If current questions of 'responsible' and 'popular' capitalism are to be posed seriously, then we need to be clear about how far moral critique can (and must) currently penetrate. During times of stability, businesses and politicians raise moral questions of values, almost as matters of consumer preference.* This is the function of corporate social responsibility, which is a form of self-regulation at best, and green-washing at worst. During times of crisis, things are far more profound. It is no long a question of what moral values are to be added to utilitarian economic structures, but what moral values are to constitute a future definition of economic value.

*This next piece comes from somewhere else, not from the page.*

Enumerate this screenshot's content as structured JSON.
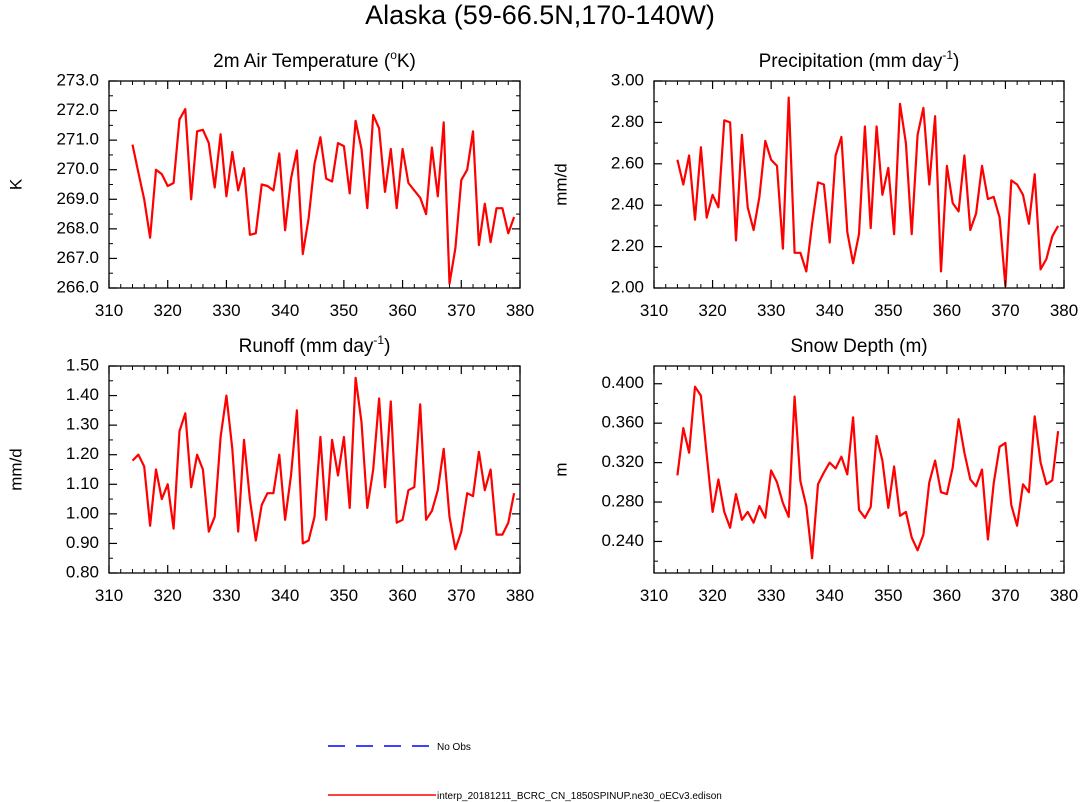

This is what I was trying to communicate in my recent paper on employee ownership. In arguing that 'wellbeing' and 'patience' must be central business 'values' of any post-crisis capitalism, I was not intending that these are somehow nice things, which we really ought to think about a bit more. More fundamentally, the fact that the previous model had failed to account adequately for human psychology on the one hand, and for long-term outcomes on the other, was actually at the heart of how and why the crisis occurred. It follows that any resolution of the crisis will necessarily rest on a new notion of economic value, which somehow factors in these moral values.
If the new public debates about capitalism are to be more than rhetorical, they will need to move beyond obviously moral issues, such as inequality and who 'deserves' what. The term 'fairness', like 'equity', keeps morality safely confined to certain classically moral issues, from where it is unlikely to interfere in the distribution of political power (as I argued in this openDemocracy piece. I was delighted to discover amongst The Browser's quotations yesterday Scott Adams' "fairness is a concept so dumb people could participate in arguments"). Instead, it needs to take on economic institutions of ownership, governance, democracy, valuation, audit and performance measurement. There are some encouraging signs that this might be beginning to happen.
* I once worked at a research consultancy which was in the process of re-branding itself, and wanted to engage its staff in identifying its core 'values'. This resulted in a hilarious, Python-esque all-staff meeting in which one individual would opine "I think 'trust' should be one of them", which would then be met with a response from elsewhere "'trust' is rubbish! 'Integrity' is far better!", which in turn would be shot down by "nonsense! 'Leadership' is clearly the best". And so on, depressingly confirming Milton Friedman's famous dictum that "over values, men can only fight".